Maximum Spanning Trees Are Invariant to Temperature Scaling in Graph-based Dependency Parsing

TL;DR

This paper proves that temperature scaling, a common calibration method, does not affect the output of maximum spanning tree algorithms in neural graph-based dependency parsers, indicating the need for alternative calibration techniques.

Contribution

The paper provides a theoretical proof that temperature scaling cannot alter the dependency parsing results derived from neural network scores.

Findings

Temperature scaling does not change maximum spanning tree outputs.

Calibration techniques must be different from temperature scaling for dependency parsers.
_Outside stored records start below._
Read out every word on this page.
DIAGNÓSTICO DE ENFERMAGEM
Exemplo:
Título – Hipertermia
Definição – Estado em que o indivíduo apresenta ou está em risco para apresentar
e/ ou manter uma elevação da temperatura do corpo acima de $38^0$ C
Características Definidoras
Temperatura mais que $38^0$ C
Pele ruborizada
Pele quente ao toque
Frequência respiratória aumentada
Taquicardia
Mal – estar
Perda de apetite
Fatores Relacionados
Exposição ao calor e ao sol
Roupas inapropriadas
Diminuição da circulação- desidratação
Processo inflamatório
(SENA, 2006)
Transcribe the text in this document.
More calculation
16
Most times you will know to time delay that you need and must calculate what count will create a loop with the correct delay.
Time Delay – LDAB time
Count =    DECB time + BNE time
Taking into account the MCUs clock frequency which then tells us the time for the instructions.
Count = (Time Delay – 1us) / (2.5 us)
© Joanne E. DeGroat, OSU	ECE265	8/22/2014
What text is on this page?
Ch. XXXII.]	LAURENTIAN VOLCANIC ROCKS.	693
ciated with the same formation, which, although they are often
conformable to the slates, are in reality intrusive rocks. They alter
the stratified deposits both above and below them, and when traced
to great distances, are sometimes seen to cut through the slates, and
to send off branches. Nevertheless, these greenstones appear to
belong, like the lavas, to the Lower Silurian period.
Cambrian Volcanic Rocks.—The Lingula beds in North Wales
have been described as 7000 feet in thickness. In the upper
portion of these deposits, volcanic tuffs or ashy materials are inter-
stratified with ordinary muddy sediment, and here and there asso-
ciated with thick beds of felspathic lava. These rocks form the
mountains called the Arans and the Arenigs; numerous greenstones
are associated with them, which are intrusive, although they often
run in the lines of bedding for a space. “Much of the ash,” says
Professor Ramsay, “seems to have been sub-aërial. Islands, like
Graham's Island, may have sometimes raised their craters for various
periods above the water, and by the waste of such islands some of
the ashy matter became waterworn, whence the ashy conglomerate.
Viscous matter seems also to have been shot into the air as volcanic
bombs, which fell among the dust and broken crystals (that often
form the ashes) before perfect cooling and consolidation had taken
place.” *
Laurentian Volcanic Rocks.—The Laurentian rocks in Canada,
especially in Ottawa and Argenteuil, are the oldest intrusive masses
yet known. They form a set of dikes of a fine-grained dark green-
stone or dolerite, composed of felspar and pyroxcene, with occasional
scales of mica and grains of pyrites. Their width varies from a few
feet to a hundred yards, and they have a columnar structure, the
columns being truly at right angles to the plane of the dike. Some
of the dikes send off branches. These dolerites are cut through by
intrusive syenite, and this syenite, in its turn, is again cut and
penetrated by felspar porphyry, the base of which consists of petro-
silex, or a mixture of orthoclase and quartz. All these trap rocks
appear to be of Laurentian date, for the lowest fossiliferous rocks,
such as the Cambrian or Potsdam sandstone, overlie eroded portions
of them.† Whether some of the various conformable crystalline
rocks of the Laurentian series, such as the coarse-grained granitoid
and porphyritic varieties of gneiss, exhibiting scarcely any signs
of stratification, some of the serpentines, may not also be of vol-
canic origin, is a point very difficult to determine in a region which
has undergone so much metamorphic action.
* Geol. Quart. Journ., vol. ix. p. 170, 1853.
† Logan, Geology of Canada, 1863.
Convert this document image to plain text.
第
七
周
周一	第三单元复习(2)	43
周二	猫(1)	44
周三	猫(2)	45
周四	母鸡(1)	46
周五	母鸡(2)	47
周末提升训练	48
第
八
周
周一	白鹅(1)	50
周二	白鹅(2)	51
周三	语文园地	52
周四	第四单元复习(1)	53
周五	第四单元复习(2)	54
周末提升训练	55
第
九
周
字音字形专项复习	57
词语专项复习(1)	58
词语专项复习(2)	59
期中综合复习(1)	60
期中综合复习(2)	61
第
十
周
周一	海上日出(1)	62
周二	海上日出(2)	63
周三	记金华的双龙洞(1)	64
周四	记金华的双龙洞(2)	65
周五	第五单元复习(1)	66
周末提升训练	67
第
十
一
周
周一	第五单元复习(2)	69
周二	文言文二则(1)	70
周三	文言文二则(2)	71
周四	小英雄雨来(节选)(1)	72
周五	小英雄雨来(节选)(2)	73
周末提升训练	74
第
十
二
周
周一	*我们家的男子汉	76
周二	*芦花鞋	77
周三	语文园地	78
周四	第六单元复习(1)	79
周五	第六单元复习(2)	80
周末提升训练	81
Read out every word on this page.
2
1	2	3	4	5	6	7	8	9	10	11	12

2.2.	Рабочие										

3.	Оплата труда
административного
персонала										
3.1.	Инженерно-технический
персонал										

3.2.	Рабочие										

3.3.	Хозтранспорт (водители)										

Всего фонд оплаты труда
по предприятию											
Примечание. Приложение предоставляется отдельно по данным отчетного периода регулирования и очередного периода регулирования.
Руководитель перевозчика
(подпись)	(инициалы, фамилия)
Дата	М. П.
Miscalibration issues require new solutions beyond temperature scaling.

Abstract

Modern graph-based syntactic dependency parsers operate by predicting, for each token within a sentence, a probability distribution over its possible syntactic heads (i.e., all other tokens) and then extracting a maximum spanning tree from the resulting log-probabilities. Nowadays, virtually all such parsers utilize deep neural networks and may thus be susceptible to miscalibration (in particular, overconfident predictions). In this paper, we prove that temperature scaling, a popular technique for post-hoc calibration of neural networks, cannot change the output of the aforementioned procedure. We conclude that other techniques are needed to tackle miscalibration in graph-based dependency parsers in a way that improves parsing accuracy.